Department of Psychology, Drexel University, Philadelphia, PA, 19104, USA.
Department of Biostatistics and Bioinformatics, Fox Chase Cancer Center, Temple University Health System, Philadelphia, PA, 19111, USA.
BMC Med Res Methodol. 2018 Oct 29;18(1):119. doi: 10.1186/s12874-018-0585-8.
Diet plays an important role in chronic disease, and the use of dietary pattern analysis has grown rapidly as a way of deconstructing the complexity of nutritional intake and its relation to health. Pattern analysis methods, such as principal component analysis (PCA), have been used to investigate various dimensions of diet. Existing analytic methods, however, do not fully utilize the predictive potential of dietary assessment data. In particular, these methods are often suboptimal at predicting clinically important variables.
We propose a new dietary pattern analysis method using the advanced LASSO (Least Absolute Shrinkage and Selection Operator) model to improve the prediction of disease-related risk factors. Despite the potential advantages of LASSO, this is the first time that the model has been adapted for dietary pattern analysis. Hence, the systematic evaluation of the LASSO model as applied to dietary data and health outcomes is highly innovative and novel. Using Food Frequency Questionnaire data from NHANES 2005-2006, we apply PCA and LASSO to identify dietary patterns related to cardiovascular disease risk factors in healthy US adults (n = 2609) after controlling for confounding variables (e.g., age and BMI). Both analyses account for the sampling weights. Model performance in terms of prediction accuracy is evaluated using an independent test set.

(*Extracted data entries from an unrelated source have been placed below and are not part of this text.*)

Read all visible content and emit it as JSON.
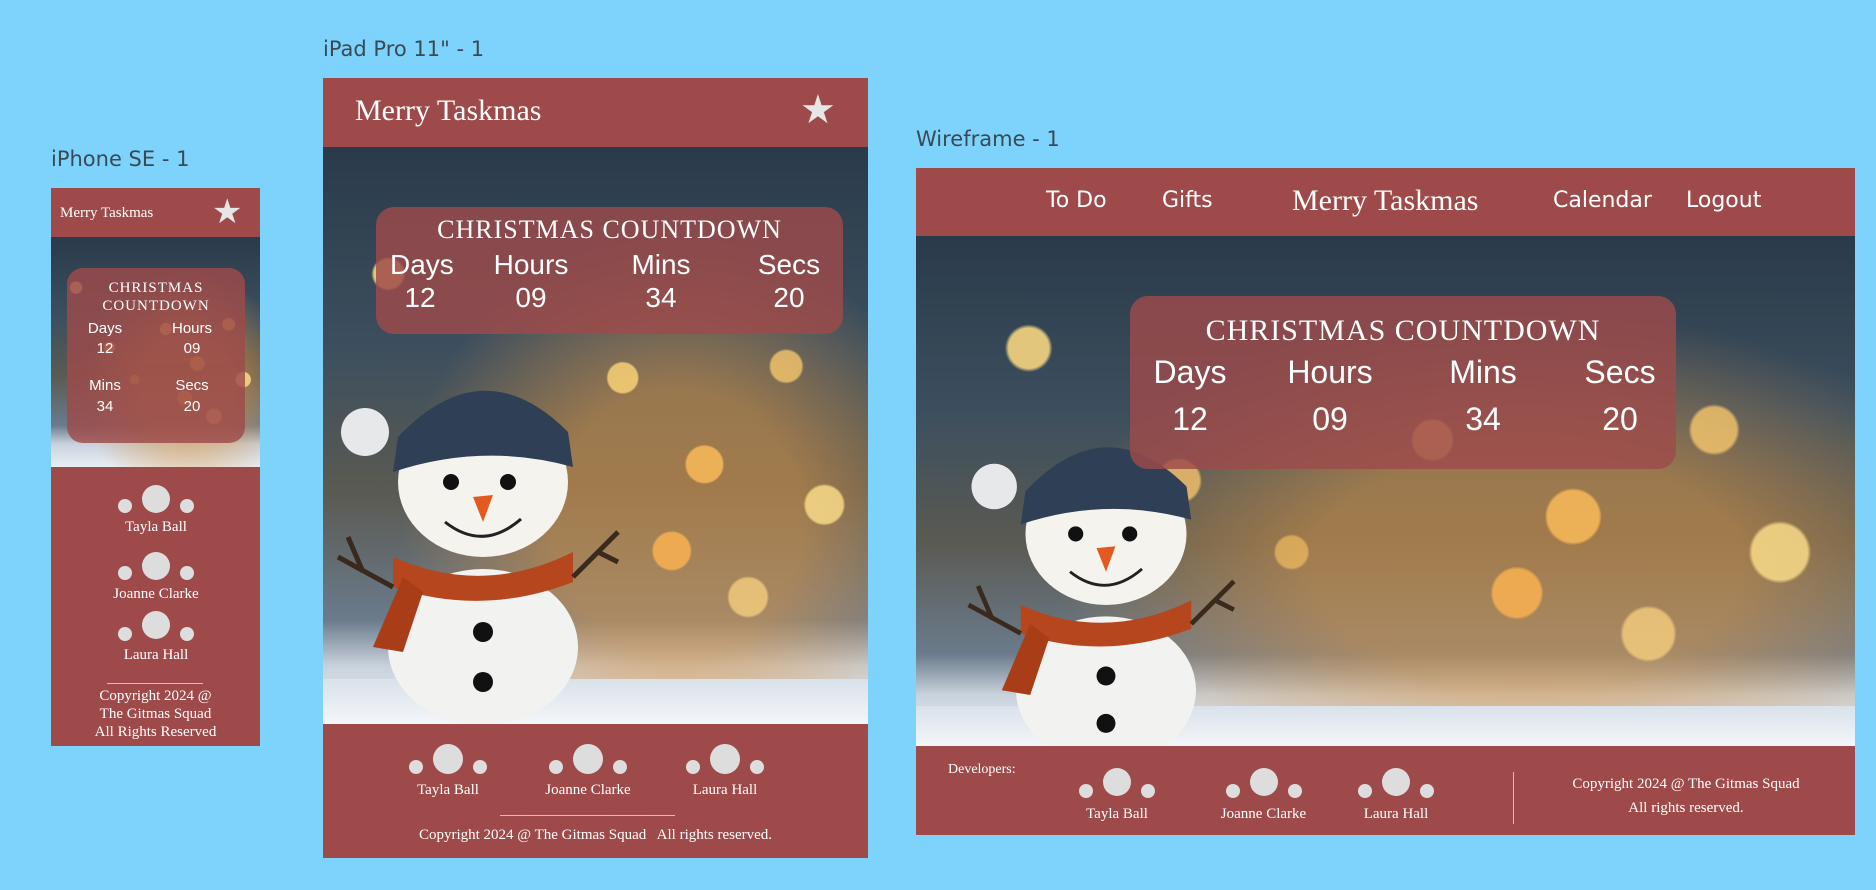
{
  "labels": {
    "iphone": "iPhone SE - 1",
    "ipad": "iPad Pro 11\" - 1",
    "wireframe": "Wireframe - 1"
  },
  "app": {
    "title": "Merry Taskmas",
    "favorite_icon": "star-icon"
  },
  "nav": {
    "todo": "To Do",
    "gifts": "Gifts",
    "calendar": "Calendar",
    "logout": "Logout"
  },
  "countdown": {
    "title": "CHRISTMAS COUNTDOWN",
    "title_line1": "CHRISTMAS",
    "title_line2": "COUNTDOWN",
    "units": [
      {
        "label": "Days",
        "value": "12"
      },
      {
        "label": "Hours",
        "value": "09"
      },
      {
        "label": "Mins",
        "value": "34"
      },
      {
        "label": "Secs",
        "value": "20"
      }
    ]
  },
  "footer": {
    "developers_label": "Developers:",
    "developers": [
      "Tayla Ball",
      "Joanne Clarke",
      "Laura Hall"
    ],
    "copyright_ipad": "Copyright 2024 @ The Gitmas Squad   All rights reserved.",
    "copyright_wide_1": "Copyright 2024 @ The Gitmas Squad",
    "copyright_wide_2": "All rights reserved.",
    "copyright_phone_1": "Copyright 2024 @",
    "copyright_phone_2": "The Gitmas Squad",
    "copyright_phone_3": "All Rights Reserved"
  },
  "colors": {
    "canvas": "#7dd3fb",
    "brand": "#9e4a4a",
    "text": "#ffffff"
  }
}
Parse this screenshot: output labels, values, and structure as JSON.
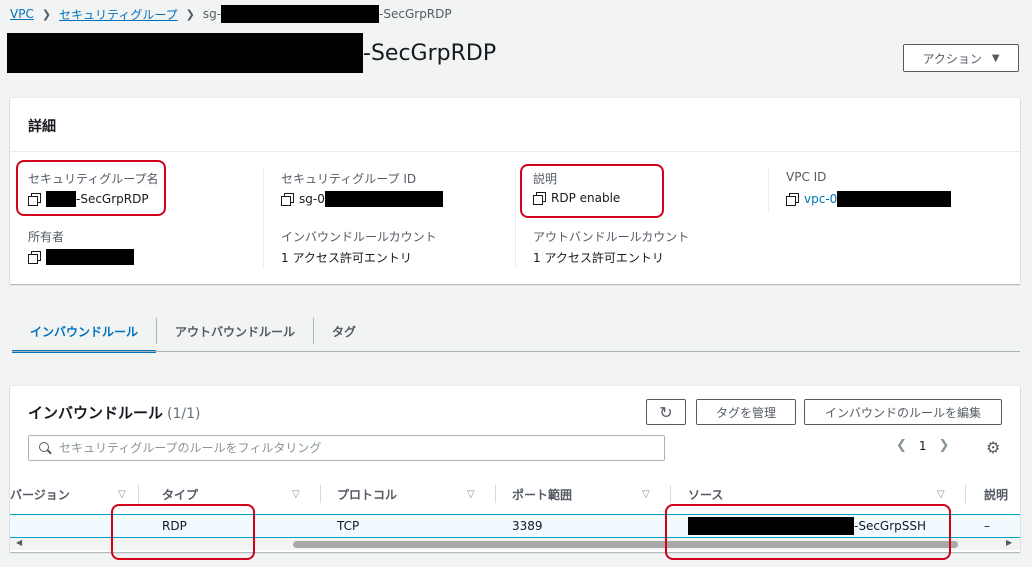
{
  "breadcrumb": {
    "vpc": "VPC",
    "security_groups": "セキュリティグループ",
    "current_prefix": "sg-",
    "current_suffix": "-SecGrpRDP"
  },
  "page": {
    "title_suffix": "-SecGrpRDP"
  },
  "actions_button": {
    "label": "アクション",
    "caret": "▼"
  },
  "details": {
    "heading": "詳細",
    "sg_name_label": "セキュリティグループ名",
    "sg_name_value": "-SecGrpRDP",
    "sg_id_label": "セキュリティグループ ID",
    "sg_id_value": "sg-0",
    "description_label": "説明",
    "description_value": "RDP enable",
    "vpc_id_label": "VPC ID",
    "vpc_id_value": "vpc-0",
    "owner_label": "所有者",
    "inbound_count_label": "インバウンドルールカウント",
    "inbound_count_value": "1 アクセス許可エントリ",
    "outbound_count_label": "アウトバンドルールカウント",
    "outbound_count_value": "1 アクセス許可エントリ"
  },
  "tabs": [
    "インバウンドルール",
    "アウトバウンドルール",
    "タグ"
  ],
  "rules": {
    "title": "インバウンドルール",
    "count": "(1/1)",
    "refresh_icon": "refresh-icon",
    "manage_tags": "タグを管理",
    "edit_rules": "インバウンドのルールを編集",
    "search_placeholder": "セキュリティグループのルールをフィルタリング",
    "page_number": "1",
    "columns": [
      "バージョン",
      "タイプ",
      "プロトコル",
      "ポート範囲",
      "ソース",
      "説明"
    ],
    "row": {
      "version": "",
      "type": "RDP",
      "protocol": "TCP",
      "port_range": "3389",
      "source_suffix": "-SecGrpSSH",
      "description": "–"
    }
  },
  "colors": {
    "link": "#0073bb",
    "highlight": "#d0021b",
    "redaction": "#000000"
  }
}
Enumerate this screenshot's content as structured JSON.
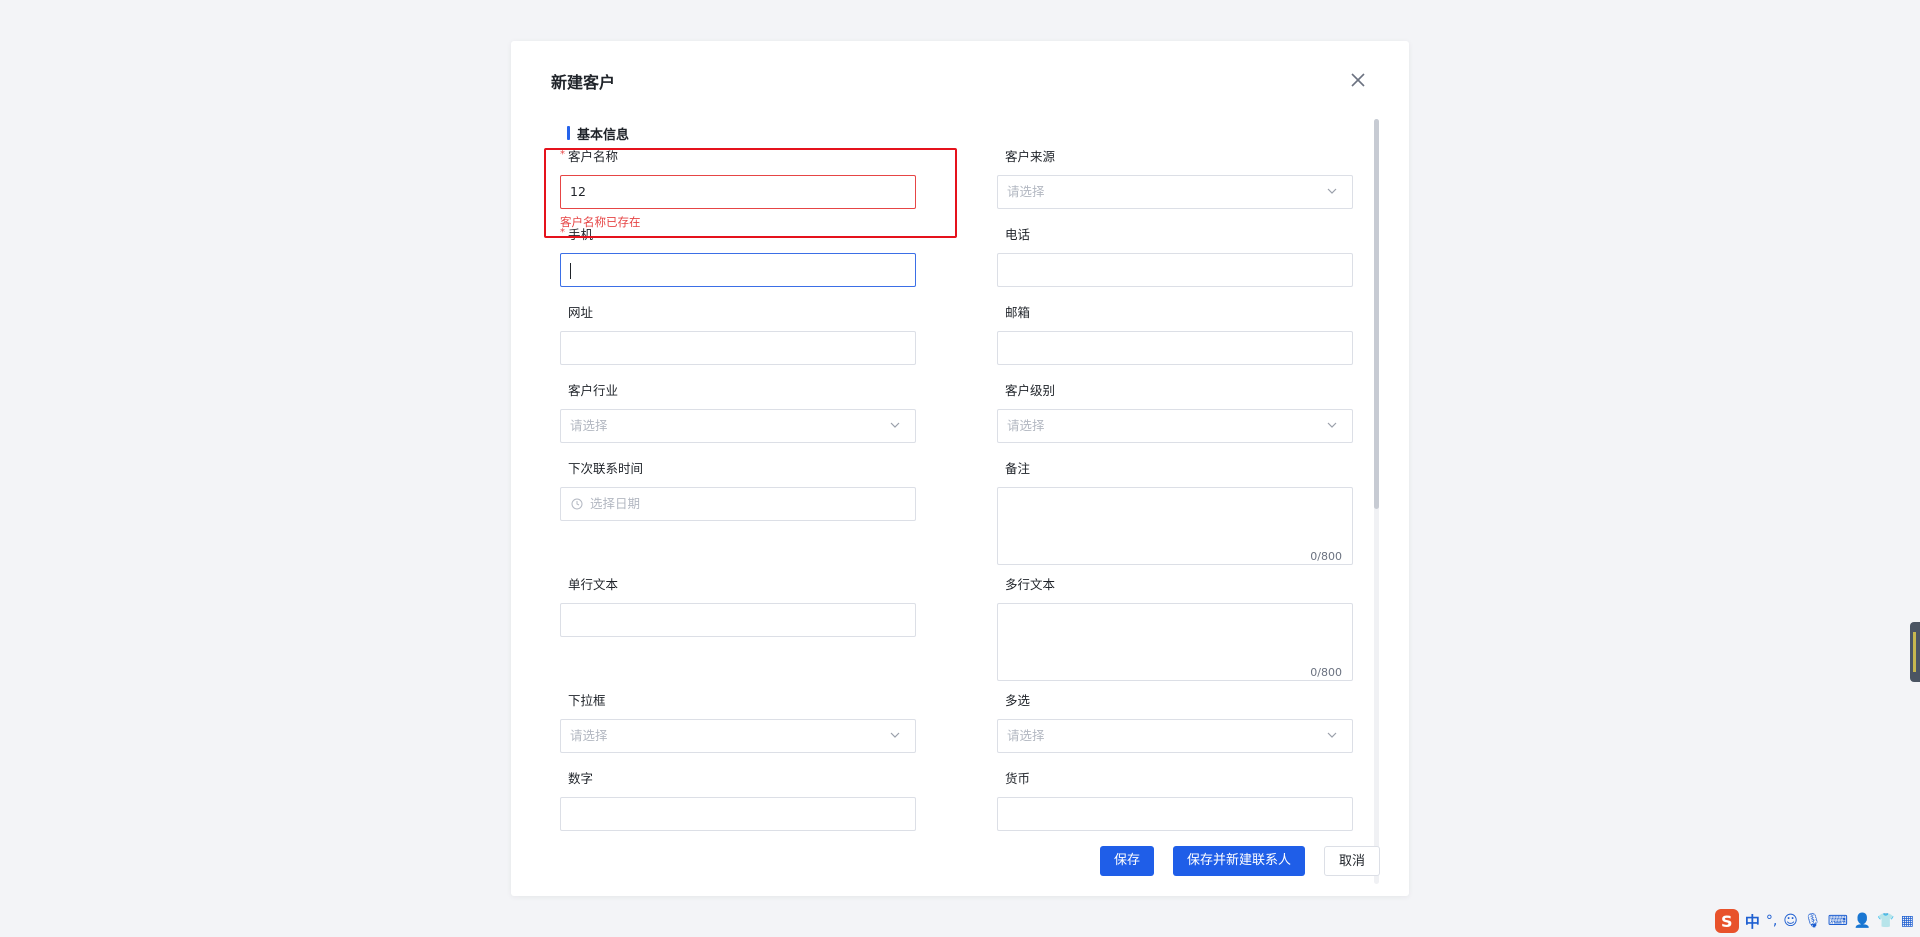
{
  "dialog": {
    "title": "新建客户",
    "section_title": "基本信息"
  },
  "fields": {
    "customer_name": {
      "label": "客户名称",
      "value": "12",
      "required": true,
      "error": "客户名称已存在"
    },
    "customer_source": {
      "label": "客户来源",
      "placeholder": "请选择"
    },
    "mobile": {
      "label": "手机",
      "value": "",
      "required": true
    },
    "phone": {
      "label": "电话",
      "value": ""
    },
    "website": {
      "label": "网址",
      "value": ""
    },
    "email": {
      "label": "邮箱",
      "value": ""
    },
    "industry": {
      "label": "客户行业",
      "placeholder": "请选择"
    },
    "level": {
      "label": "客户级别",
      "placeholder": "请选择"
    },
    "next_contact": {
      "label": "下次联系时间",
      "placeholder": "选择日期"
    },
    "remark": {
      "label": "备注",
      "counter": "0/800"
    },
    "single_text": {
      "label": "单行文本",
      "value": ""
    },
    "multi_text": {
      "label": "多行文本",
      "counter": "0/800"
    },
    "dropdown": {
      "label": "下拉框",
      "placeholder": "请选择"
    },
    "multi_select": {
      "label": "多选",
      "placeholder": "请选择"
    },
    "number": {
      "label": "数字",
      "value": ""
    },
    "currency": {
      "label": "货币",
      "value": ""
    }
  },
  "footer": {
    "save": "保存",
    "save_and_new_contact": "保存并新建联系人",
    "cancel": "取消"
  },
  "ime": {
    "logo": "S",
    "lang": "中",
    "punct": "°,"
  },
  "colors": {
    "primary": "#1f5ee8",
    "error": "#e64545",
    "annotation": "#e5121c"
  }
}
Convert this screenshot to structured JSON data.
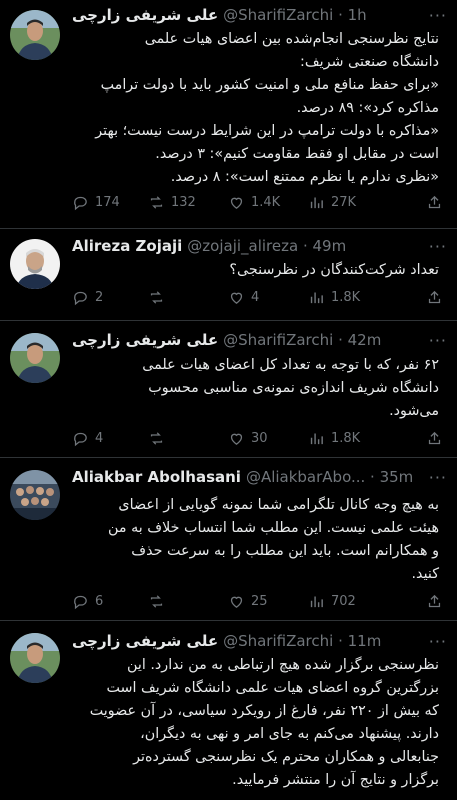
{
  "tweets": [
    {
      "name": "علی شریفی زارچی",
      "handle": "@SharifiZarchi · 1h",
      "text": "نتایج نظرسنجی انجام‌شده بین اعضای هیات علمی\nدانشگاه صنعتی شریف:\n«برای حفظ منافع ملی و امنیت کشور باید با دولت ترامپ\nمذاکره کرد»: ۸۹ درصد.\n«مذاکره با دولت ترامپ در این شرایط درست نیست؛ بهتر\nاست در مقابل او فقط مقاومت کنیم»: ۳ درصد.\n«نظری ندارم یا نظرم ممتنع است»: ۸ درصد.",
      "replies": "174",
      "retweets": "132",
      "likes": "1.4K",
      "views": "27K"
    },
    {
      "name": "Alireza Zojaji",
      "handle": "@zojaji_alireza · 49m",
      "text": "تعداد شرکت‌کنندگان در نظرسنجی؟",
      "replies": "2",
      "retweets": "",
      "likes": "4",
      "views": "1.8K"
    },
    {
      "name": "علی شریفی زارچی",
      "handle": "@SharifiZarchi · 42m",
      "text": "۶۲ نفر، که با توجه به تعداد کل اعضای هیات علمی\nدانشگاه شریف اندازه‌ی نمونه‌ی مناسبی محسوب\nمی‌شود.",
      "replies": "4",
      "retweets": "",
      "likes": "30",
      "views": "1.8K"
    },
    {
      "name": "Aliakbar Abolhasani",
      "handle": "@AliakbarAbo... · 35m",
      "text": "به هیچ وجه کانال تلگرامی شما نمونه گویایی از اعضای\nهیئت علمی نیست. این مطلب شما انتساب خلاف به من\nو همکارانم است. باید این مطلب را به سرعت حذف\nکنید.",
      "replies": "6",
      "retweets": "",
      "likes": "25",
      "views": "702"
    },
    {
      "name": "علی شریفی زارچی",
      "handle": "@SharifiZarchi · 11m",
      "text": "نظرسنجی برگزار شده هیچ ارتباطی به من ندارد. این\nبزرگترین گروه اعضای هیات علمی دانشگاه شریف است\nکه بیش از ۲۲۰ نفر، فارغ از رویکرد سیاسی، در آن عضویت\nدارند. پیشنهاد می‌کنم به جای امر و نهی به دیگران،\nجنابعالی و همکاران محترم یک نظرسنجی گسترده‌تر\nبرگزار و نتایج آن را منتشر فرمایید.",
      "replies": "",
      "retweets": "",
      "likes": "",
      "views": ""
    }
  ],
  "more_label": "···"
}
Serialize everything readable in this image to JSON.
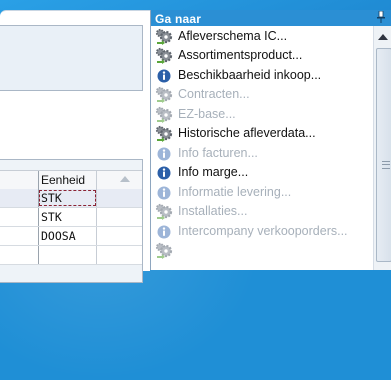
{
  "panel": {
    "title": "Ga naar",
    "items": [
      {
        "label": "Afleverschema IC...",
        "icon": "gear-pair-icon",
        "enabled": true
      },
      {
        "label": "Assortimentsproduct...",
        "icon": "gear-pair-icon",
        "enabled": true
      },
      {
        "label": "Beschikbaarheid inkoop...",
        "icon": "info-icon",
        "enabled": true
      },
      {
        "label": "Contracten...",
        "icon": "gear-pair-icon",
        "enabled": false
      },
      {
        "label": "EZ-base...",
        "icon": "gear-pair-icon",
        "enabled": false
      },
      {
        "label": "Historische afleverdata...",
        "icon": "gear-pair-icon",
        "enabled": true
      },
      {
        "label": "Info facturen...",
        "icon": "info-icon",
        "enabled": false
      },
      {
        "label": "Info marge...",
        "icon": "info-icon",
        "enabled": true
      },
      {
        "label": "Informatie levering...",
        "icon": "info-icon",
        "enabled": false
      },
      {
        "label": "Installaties...",
        "icon": "gear-pair-icon",
        "enabled": false
      },
      {
        "label": "Intercompany verkooporders...",
        "icon": "info-icon",
        "enabled": false
      },
      {
        "label": "",
        "icon": "gear-pair-icon",
        "enabled": false
      }
    ]
  },
  "grid": {
    "column_header": "Eenheid",
    "rows": [
      "STK",
      "STK",
      "DOOSA",
      ""
    ]
  },
  "colors": {
    "background": "#1f8fd6",
    "panel_title_text": "#ffffff",
    "info_icon": "#2b5fa8",
    "disabled_text": "#a7b0ba",
    "selection_outline": "#8a2233"
  }
}
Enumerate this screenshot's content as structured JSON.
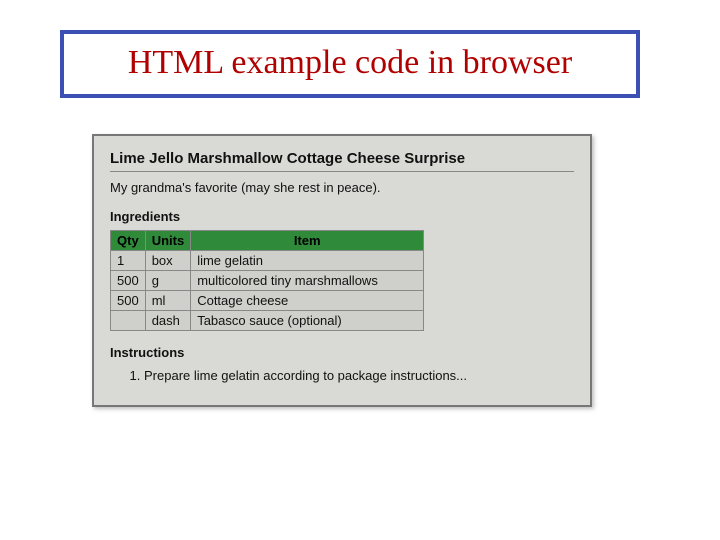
{
  "title": "HTML example code in browser",
  "recipe": {
    "heading": "Lime Jello Marshmallow Cottage Cheese Surprise",
    "subtitle": "My grandma's favorite (may she rest in peace).",
    "ingredients_label": "Ingredients",
    "instructions_label": "Instructions",
    "columns": {
      "qty": "Qty",
      "units": "Units",
      "item": "Item"
    },
    "rows": [
      {
        "qty": "1",
        "units": "box",
        "item": "lime gelatin"
      },
      {
        "qty": "500",
        "units": "g",
        "item": "multicolored tiny marshmallows"
      },
      {
        "qty": "500",
        "units": "ml",
        "item": "Cottage cheese"
      },
      {
        "qty": "",
        "units": "dash",
        "item": "Tabasco sauce (optional)"
      }
    ],
    "steps": [
      "Prepare lime gelatin according to package instructions..."
    ]
  }
}
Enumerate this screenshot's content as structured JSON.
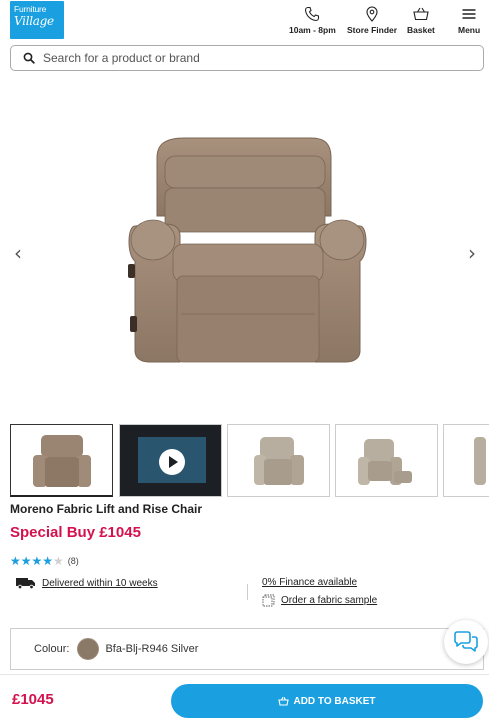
{
  "header": {
    "logo_line1": "Furniture",
    "logo_line2": "Village",
    "nav": {
      "hours": "10am - 8pm",
      "store_finder": "Store Finder",
      "basket": "Basket",
      "menu": "Menu"
    }
  },
  "search": {
    "placeholder": "Search for a product or brand"
  },
  "gallery": {
    "prev_arrow": "‹",
    "next_arrow": "›"
  },
  "product": {
    "title": "Moreno Fabric Lift and Rise Chair",
    "price_label": "Special Buy",
    "price": "£1045",
    "rating": 4,
    "rating_max": 5,
    "rating_count": "(8)"
  },
  "perks": {
    "delivery": "Delivered within 10 weeks",
    "finance": "0% Finance available",
    "sample": "Order a fabric sample"
  },
  "colour": {
    "label": "Colour:",
    "value": "Bfa-Blj-R946 Silver",
    "swatch_color": "#8b7967"
  },
  "bottom_bar": {
    "price": "£1045",
    "add_to_basket": "ADD TO BASKET"
  },
  "colors": {
    "brand_blue": "#1aa0e0",
    "price_pink": "#d4114f"
  }
}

PCA yields 10 principal components (PCs) that together account for 65% of the variation in the data set and represent distinct dietary patterns. These PCs are then used as predictors in a regression model to predict cardiovascular disease risk factors. We find that LASSO better predicts levels of triglycerides, LDL cholesterol, HDL cholesterol, and total cholesterol (adjusted R = 0.861, 0.899, 0.890, and 0.935 respectively) than does the traditional, linear-regression-based, dietary pattern analysis method (adjusted R = 0.163, 0.005, 0.235, and 0.024 respectively) when the latter is applied to components derived from PCA.
The proposed method is shown to be an appropriate and promising statistical means of deriving dietary patterns predictive of cardiovascular disease risk. Future studies, involving different diseases and risk factors, will be necessary before LASSO's broader usefulness in nutritional epidemiology can be established.
饮食在慢性病中起着重要作用,而饮食模式分析作为一种分解营养摄入复杂性及其与健康关系的方法,其应用迅速发展。主成分分析(PCA)等模式分析方法已被用于研究饮食的各种维度。然而,现有的分析方法并没有充分利用饮食评估数据的预测潜力。特别是,这些方法在预测临床重要变量方面往往不是最佳的。
我们提出了一种使用先进的最小绝对收缩和选择算子(LASSO)模型的新饮食模式分析方法,以提高对与疾病相关的风险因素的预测能力。尽管 LASSO 具有潜在的优势,但这是该模型首次被应用于饮食模式分析。因此,系统评估 LASSO 模型在饮食数据和健康结果中的应用具有高度的创新性和新颖性。我们使用 NHANES 2005-2006 年的食物频率问卷数据,在控制混杂因素(如年龄和 BMI)后,应用 PCA 和 LASSO 来识别与美国健康成年人心血管疾病风险因素相关的饮食模式(n=2609)。这两种分析都考虑了抽样权重。使用独立测试集评估预测准确性的模型性能。
PCA 产生了 10 个主成分(PCs),它们共同解释了数据集 65%的变化,代表了不同的饮食模式。然后,这些 PCs 被用作回归模型的预测因子,以预测心血管疾病的风险因素。我们发现,与传统的基于线性回归的饮食模式分析方法相比(分别调整后的 R²为 0.163、0.005、0.235 和 0.024),LASSO 可以更好地预测甘油三酯、LDL 胆固醇、HDL 胆固醇和总胆固醇的水平(调整后的 R²分别为 0.861、0.899、0.890 和 0.935),当后者应用于 PCA 衍生的成分时。
所提出的方法被证明是一种合适且有前途的统计方法,可以从饮食模式中提取出可预测心血管疾病风险的模式。在 LASSO 在营养流行病学中的广泛应用得到证实之前,还需要进行涉及不同疾病和风险因素的进一步研究。